- Author: Kazu Kibuishi
- Website: https://www.boltcityproductions.com/copper
- Current status/schedule: Hiatus
- Launch date: April 2002

= Copper (comic) =

Webcomic by Kazu Kibuishi

Copper is a 2002 webcomic by Kazu Kibuishi. Consisting of a series of short stories, Copper has a very irregular schedule, with a long hiatus that lasted from 2009 to 2016. Kibuishi's webcomic was nominated for an Eisner Award for Best Digital Comic, and the work was compiled into a print volume in 2010.

==Development==
Copper began in April 2002. The pages of Kibuishi's webcomic make use of a large, square format, rather than using traditional comic book dimensions. Aside from the first page, all of the Copper pages are presented in color. The schedule of Copper is slow, new updates appearing once a month. Each page of Copper tells a self-contained story, though there are a few recurring characters.

In May 2005 all of the 25 web strips that had been published to date were published as a series of 13" square archival prints by Nucleus, together with some other prints of Kibuishi's artwork. In July 2006, Kibuishi put the webcomic on hiatus again due to work on his graphic novel Amulet, among other projects, and it returned in September 2007. A single page was posted in mid-2009, after which Copper saw no further updates until December 2016, a period of nearly seven years.

== Short stories ==
In each self-contained story the boy Copper and his talking dog Fred journey through a detailed but economically drawn landscape - sometimes beautiful, sometimes bleak, sometimes surreal. Fred usually has some concise and forcefully expressive comment to make on their circumstances, while Copper is generally more cheerfully optimistic. The first three strips suggest that their adventures are dreams. After that the question is usually left open.

In three of the strips, Copper is haunted by a mysterious girl: a redhead who appears to be trapped inside a purple bubble that always floats just out of Copper's reach; a dark-haired girl with amber sunglasses who taunts him from a distance, and a blond girl wearing a red shirt with a P on it. Fred also suffers girl trouble when, to his horror, he falls in love with a female dog owned by another girl.

The first volume of Kibuishi's comic anthology Flight (2004) contains two short Copper stories: the 18-page "Maiden Voyage", and the 4-page "Picnic". A further story, "Mushroom Crossing", appeared in Flight Explorer Volume One. All of these stories have also appeared on the website, but since they were designed for book publication they use traditional print-comic dimensions.

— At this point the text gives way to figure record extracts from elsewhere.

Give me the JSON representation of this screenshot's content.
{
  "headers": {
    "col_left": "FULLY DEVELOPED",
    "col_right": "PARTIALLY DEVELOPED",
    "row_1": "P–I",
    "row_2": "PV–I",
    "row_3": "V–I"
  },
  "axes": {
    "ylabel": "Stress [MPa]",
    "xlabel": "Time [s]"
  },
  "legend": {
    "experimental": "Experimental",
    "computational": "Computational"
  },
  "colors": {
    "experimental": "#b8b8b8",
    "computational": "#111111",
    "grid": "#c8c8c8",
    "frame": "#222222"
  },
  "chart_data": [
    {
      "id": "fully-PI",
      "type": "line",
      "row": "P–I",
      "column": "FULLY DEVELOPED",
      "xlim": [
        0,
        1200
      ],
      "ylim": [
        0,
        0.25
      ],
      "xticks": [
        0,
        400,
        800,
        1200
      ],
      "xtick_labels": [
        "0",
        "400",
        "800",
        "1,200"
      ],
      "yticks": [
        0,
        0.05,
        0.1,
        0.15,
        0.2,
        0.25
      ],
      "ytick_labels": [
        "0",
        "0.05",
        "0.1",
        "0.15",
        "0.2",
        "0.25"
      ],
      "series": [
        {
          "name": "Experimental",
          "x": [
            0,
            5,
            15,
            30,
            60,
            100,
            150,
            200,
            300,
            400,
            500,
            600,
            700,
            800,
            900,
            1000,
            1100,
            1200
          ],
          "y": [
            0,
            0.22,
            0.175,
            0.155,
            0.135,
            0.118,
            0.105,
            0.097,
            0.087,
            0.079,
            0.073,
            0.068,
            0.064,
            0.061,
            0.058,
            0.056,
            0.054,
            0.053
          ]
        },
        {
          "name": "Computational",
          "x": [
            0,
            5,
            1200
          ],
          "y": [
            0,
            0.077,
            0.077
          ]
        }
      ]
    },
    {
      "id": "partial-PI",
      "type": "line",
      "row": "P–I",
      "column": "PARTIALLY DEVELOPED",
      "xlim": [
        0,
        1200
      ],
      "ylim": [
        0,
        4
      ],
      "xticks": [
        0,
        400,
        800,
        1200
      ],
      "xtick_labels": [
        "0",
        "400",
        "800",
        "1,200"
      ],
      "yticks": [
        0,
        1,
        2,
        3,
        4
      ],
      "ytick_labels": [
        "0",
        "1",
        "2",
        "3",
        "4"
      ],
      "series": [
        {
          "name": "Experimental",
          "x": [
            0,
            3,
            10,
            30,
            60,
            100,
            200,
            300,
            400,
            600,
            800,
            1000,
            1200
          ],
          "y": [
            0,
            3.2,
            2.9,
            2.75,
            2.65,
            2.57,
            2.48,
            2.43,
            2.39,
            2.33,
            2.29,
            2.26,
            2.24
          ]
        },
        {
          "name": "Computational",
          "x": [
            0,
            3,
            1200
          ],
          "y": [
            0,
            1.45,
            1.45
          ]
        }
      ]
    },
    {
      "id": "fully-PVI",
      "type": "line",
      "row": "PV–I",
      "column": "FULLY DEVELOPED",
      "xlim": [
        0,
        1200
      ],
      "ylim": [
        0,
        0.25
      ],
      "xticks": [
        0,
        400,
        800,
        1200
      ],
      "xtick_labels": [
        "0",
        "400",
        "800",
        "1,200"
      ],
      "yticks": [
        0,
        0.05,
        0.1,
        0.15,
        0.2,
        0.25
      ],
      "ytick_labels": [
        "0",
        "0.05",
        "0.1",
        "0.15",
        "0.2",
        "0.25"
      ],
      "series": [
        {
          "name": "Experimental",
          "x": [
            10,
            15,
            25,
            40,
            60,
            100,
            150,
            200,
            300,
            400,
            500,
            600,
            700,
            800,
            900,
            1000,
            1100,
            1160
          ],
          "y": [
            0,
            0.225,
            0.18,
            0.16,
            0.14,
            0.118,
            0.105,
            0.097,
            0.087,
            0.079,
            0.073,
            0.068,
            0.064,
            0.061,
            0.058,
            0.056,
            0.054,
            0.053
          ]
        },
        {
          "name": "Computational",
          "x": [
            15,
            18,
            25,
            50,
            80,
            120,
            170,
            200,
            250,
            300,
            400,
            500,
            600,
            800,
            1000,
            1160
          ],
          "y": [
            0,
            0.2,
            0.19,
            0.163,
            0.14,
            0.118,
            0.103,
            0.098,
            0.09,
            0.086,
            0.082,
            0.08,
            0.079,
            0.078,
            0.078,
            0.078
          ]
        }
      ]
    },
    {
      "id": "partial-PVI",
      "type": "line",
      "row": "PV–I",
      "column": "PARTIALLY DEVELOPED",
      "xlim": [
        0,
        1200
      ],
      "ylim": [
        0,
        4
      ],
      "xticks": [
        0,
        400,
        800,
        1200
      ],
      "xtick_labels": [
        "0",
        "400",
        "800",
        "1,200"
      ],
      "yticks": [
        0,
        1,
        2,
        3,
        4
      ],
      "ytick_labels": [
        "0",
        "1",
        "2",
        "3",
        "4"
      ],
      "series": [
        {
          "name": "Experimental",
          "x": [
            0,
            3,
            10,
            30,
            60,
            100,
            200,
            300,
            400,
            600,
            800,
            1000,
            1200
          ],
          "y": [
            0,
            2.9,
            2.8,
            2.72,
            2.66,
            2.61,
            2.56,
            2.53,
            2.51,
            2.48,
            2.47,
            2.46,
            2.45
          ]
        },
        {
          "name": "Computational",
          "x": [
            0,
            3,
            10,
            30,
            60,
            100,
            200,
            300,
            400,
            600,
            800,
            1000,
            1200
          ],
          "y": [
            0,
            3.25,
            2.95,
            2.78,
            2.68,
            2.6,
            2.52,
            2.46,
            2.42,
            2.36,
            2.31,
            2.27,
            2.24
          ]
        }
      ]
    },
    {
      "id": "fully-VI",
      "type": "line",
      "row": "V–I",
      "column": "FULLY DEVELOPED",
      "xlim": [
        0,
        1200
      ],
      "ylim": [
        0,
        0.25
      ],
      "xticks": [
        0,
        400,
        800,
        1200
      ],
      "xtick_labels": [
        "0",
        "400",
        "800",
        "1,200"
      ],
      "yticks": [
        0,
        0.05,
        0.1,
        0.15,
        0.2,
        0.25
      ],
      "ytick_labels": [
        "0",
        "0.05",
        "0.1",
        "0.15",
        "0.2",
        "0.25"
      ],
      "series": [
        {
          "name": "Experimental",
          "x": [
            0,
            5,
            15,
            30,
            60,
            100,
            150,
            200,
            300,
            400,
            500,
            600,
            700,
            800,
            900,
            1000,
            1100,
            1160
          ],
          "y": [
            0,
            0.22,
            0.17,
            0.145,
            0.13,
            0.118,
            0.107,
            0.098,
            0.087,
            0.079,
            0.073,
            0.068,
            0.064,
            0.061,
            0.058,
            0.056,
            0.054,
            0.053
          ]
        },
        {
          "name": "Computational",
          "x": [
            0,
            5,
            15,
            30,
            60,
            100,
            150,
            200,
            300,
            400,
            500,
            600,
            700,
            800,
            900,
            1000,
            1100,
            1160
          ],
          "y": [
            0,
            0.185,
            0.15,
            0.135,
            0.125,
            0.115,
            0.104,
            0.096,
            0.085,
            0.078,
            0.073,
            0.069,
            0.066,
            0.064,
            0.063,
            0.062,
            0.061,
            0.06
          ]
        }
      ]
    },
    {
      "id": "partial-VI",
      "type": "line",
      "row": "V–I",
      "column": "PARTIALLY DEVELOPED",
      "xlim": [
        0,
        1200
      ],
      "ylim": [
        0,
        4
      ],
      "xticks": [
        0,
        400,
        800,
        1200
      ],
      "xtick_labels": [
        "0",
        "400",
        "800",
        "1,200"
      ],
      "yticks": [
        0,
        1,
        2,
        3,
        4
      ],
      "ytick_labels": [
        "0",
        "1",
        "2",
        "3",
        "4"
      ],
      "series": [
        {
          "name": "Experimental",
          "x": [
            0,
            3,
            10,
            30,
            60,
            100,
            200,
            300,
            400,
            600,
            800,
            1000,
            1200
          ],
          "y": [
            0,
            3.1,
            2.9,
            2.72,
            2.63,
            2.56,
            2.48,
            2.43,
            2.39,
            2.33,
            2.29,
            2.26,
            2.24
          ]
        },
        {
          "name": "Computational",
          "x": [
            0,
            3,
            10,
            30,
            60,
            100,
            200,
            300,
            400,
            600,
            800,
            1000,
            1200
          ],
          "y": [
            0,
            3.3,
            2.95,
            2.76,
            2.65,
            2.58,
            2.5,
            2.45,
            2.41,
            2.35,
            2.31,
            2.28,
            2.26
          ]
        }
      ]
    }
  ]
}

"Maiden Voyage" sees Copper building an airplane from parts purchased at the local Plane*Mart supermarket, while Fred constantly frets that the plane might crash. In the end his fears turn out to be justified. In "Picnic" Copper and Fred take an aerial picnic in an airship, which Fred manages to sleep through. In "Mushroom Crossing" Copper and Fred cross a canyon, but Fred ends up falling into the canyon and finding himself with talking mushrooms, who let him back out of the canyon after yelling at him.

==Print compilation==
January 2010 saw the publication of Copper in book form, containing all of the existing pages as well Kibuishi's short stories for Flight and a step-by-step examination of Kibuishi's creation process.

==Reception==
Copper was named one of the best webcomics of 2004 by The Webcomics Examiner, Joe Zabel describing it as "one of the most impressive achievements in webcomics" despite its low number of pages. The webcomic was nominated for an Eisner Award for Best Digital Comic 2006. Rating Copper a 9 out of 10, Jiffy Burke of Sequential Tart stated that "each of the full-page, full-color vignettes revealed in Copper are stand-alone wonders of imagination." Burke compared its art to that of Jhonen Vasquez and Bill Watterson, and said that Coppers art is "consistently amazing and has unique personality".